One of the most significant lessons is what my idea of friendship actually means and as time, lessons and years unveil, what friendship once was may be no longer. I know for me the last two years there has also been significant shift in friendships. It is not about whether or not it is good or bad it just is. The most important aspect that I have been able to acknowledge are the parts of me that are also growing and learning each time a shift happens. Whatever the situation that may present itself it is about reflecting that what is going on is merely a reflection as to where you are at or have been in the past. There is no reason to judge but to take personal responsibility and grow from the amazing lessons that presented. Each time it is about learning to be my own best friend.

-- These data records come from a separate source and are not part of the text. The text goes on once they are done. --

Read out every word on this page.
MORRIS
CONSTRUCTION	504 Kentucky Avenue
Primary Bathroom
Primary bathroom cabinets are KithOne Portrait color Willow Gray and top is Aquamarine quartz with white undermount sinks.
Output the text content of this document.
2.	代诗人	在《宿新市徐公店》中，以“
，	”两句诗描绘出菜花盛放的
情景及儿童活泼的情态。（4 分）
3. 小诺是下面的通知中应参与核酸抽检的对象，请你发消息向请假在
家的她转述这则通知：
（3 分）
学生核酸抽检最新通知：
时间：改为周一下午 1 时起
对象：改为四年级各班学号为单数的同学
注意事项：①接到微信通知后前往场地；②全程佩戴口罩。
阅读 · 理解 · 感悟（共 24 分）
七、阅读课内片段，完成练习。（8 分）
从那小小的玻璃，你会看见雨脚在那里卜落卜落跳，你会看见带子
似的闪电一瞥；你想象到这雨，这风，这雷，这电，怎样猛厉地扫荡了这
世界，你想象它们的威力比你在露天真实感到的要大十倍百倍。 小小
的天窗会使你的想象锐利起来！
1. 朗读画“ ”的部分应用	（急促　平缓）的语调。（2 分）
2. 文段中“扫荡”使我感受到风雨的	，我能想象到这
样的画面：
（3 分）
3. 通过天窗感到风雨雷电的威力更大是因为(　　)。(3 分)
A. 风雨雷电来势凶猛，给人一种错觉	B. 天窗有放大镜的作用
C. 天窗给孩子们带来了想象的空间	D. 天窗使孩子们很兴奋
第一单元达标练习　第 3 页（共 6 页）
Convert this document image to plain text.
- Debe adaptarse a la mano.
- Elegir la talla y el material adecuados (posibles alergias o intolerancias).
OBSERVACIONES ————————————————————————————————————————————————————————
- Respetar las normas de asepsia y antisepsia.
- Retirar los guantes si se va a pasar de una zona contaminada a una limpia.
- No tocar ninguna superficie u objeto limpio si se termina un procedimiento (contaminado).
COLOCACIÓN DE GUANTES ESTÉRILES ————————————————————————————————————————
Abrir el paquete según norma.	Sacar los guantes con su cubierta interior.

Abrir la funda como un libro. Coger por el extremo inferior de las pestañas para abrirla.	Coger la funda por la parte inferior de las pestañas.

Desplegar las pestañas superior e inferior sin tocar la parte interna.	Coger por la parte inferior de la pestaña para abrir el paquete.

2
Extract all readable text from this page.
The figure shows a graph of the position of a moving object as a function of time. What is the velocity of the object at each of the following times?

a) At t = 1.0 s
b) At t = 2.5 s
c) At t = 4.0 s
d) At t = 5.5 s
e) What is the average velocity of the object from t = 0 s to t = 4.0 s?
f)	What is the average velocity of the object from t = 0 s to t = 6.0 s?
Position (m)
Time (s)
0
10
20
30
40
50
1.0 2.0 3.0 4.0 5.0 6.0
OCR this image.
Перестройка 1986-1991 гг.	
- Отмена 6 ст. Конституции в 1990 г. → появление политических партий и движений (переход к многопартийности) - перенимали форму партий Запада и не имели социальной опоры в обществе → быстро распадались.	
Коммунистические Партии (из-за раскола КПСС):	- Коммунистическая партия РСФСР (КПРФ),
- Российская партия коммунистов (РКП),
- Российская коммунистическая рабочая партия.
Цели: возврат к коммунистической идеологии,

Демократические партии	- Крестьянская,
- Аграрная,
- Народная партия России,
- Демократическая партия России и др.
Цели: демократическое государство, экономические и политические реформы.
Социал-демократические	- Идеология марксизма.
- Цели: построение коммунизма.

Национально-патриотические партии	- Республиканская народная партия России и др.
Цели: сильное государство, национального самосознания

So as I write after a day of building a playground in a remote village in Cambodia, I realise just how much I value my own friendship.  I realise and know even more so just how much gratitude and compassion I have for myself and how bloody blessed I am. It makes me understand how ridiculous it is each time I look at myself at the mirror and scold myself for being too whatever. For God’s sake I have food to fill my belly. When I get annoyed that my pants or tops that aren’t right, I can appreciate the abundance that I do have. The freedom in buying clothes is a choice that I have taken for granted so many times. It is not about judging or berating my actions, thoughts and feelings but acknowledging that I can be my own worst enemy or very best friend. Not sure about you but I would rather be my own very best friend. We can be so critical of our beautiful selves and find it way too easy to criticize and condemn our actions. When was the last time you looked at yourself in the mirror and said “I am awesome” Give it a go!! Cambodia feels like a best friend to me right now because it teaches me so much about myself and my life and I am so blessed to be in the Country of Wonder, a country that has taught me to know that I AM AWESOME! I am my own very best friend. Older friends may come and go, but I am always here for me. I support myself in feeling good.

With a sprinkle of fairy dust and may magic follow your day.